Model monitoring is important because for one thing,
if you're not able to save or capture the request and
response, then it would be tricky
for you to analyze and review whether the responses
are actually acceptable or not. And there are
various ways to analyze the data, and you cannot analyze any
data if it's not being collected at all. So model monitoring
is a large topic of its own. So being able to deep dive
on model monitoring and have sophisticated and
mature tools to help monitor and analyze the model's
performance, every version of it,
it's critical to the long term success of
your deployment setup. Versioning,
sort of. Versioning is critical because we're
all pretty sure that your system is going to evolve.
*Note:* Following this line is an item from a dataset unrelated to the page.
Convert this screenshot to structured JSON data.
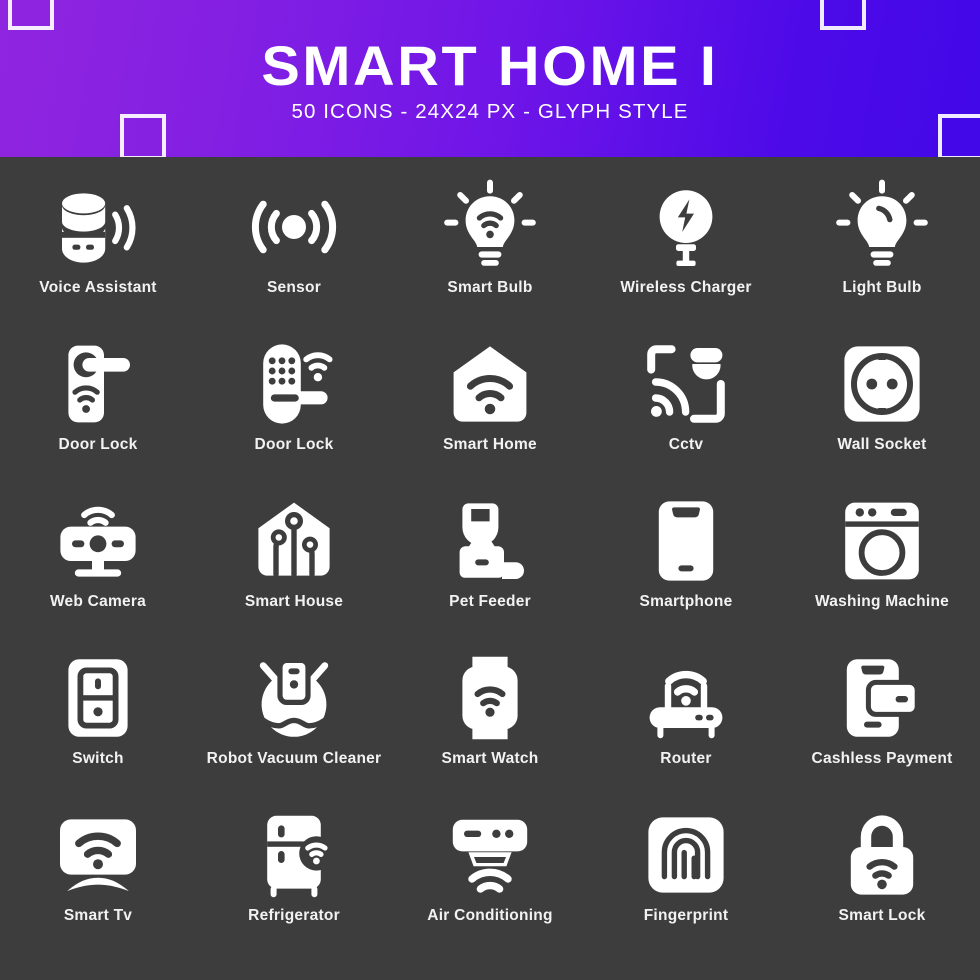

And the tricky part here is that it's not a
single component which would change. It's the entire infrastructure,
it's the entire implementation. In the first version,
there may not be any sort of retrieval
augmented generation setup, but in the second version there's
rag set up. So how do you even compare
those? Are those even comparable? Do you even need the same set
of models? Do you need a less stronger
model for the rag version and have a vector database? So a
lot of people just think that this is a linear process. But setup
versioning is somewhat not
that straightforward when dealing with open source,
large language model deployments.
Deployment options machine learning models may be able
to respond within an acceptable range of maybe
half a second to maybe 30 seconds or
40 seconds. 40 seconds already at this point
may take a bit of time, and in some cases,
some models may even respond in more than two or three
minutes or even five minutes, depending on the type of of process
that's being run, the type of request that's being processed
by the model. Given that there's
a big chance that serverless might not be a supported deployment
option, then asynchronous invocations can
be a viable option, and you should be able to utilize
the event driven nature of the cloud, the asynchronous
deployment option. So again, there could be real time deployment
option where when you do a request, you just wait for
maybe ten to 20 seconds or 30 seconds and then you get
a response. But if there's no guarantee that something
will get returned in 30 seconds, and the response
might happen after, let's say six minutes or eight minutes,
then it may make sense to review the other deployment types
or options available in whatever framework or service
that you're using. Then finally,
automation. Automation is critical because
given the number of tasks and the types of duties
that you'll have to worry about and your team has to worry about,
you have to find ways to iteratively improve
the workflow. And while it's not a
good idea to automate all the steps all in one go,
it's about identifying which steps would probably not change and
which steps could easily be automated so that
you would be able to speed up the process bit by bit.
So for example, if you're able to start with small scripts to
automate some data processing tasks, some data cleaning tasks,
and then later on convert them into more formal processing
jobs, then that's the way to automate.
So there, that's a good summary of some of
the best practices when dealing with open source
large language model setup. So that's pretty much
it. We're able to talk about a
lot of things. We are able to start with a
quick introduction of the concepts such as machine
learning AI and also generative
AI, where we're able to easily
know that with generative AI we can generate text,
we can generate sounds, or you can even
generate images. And again,
the focus is LLMs set of concepts
really relevant in helping us dive deeper into
the more advanced best
practices and strategies in order for us to handle a
more specific set of projects,
especially those which involve open
source large language models,
projects and hope you learned something new.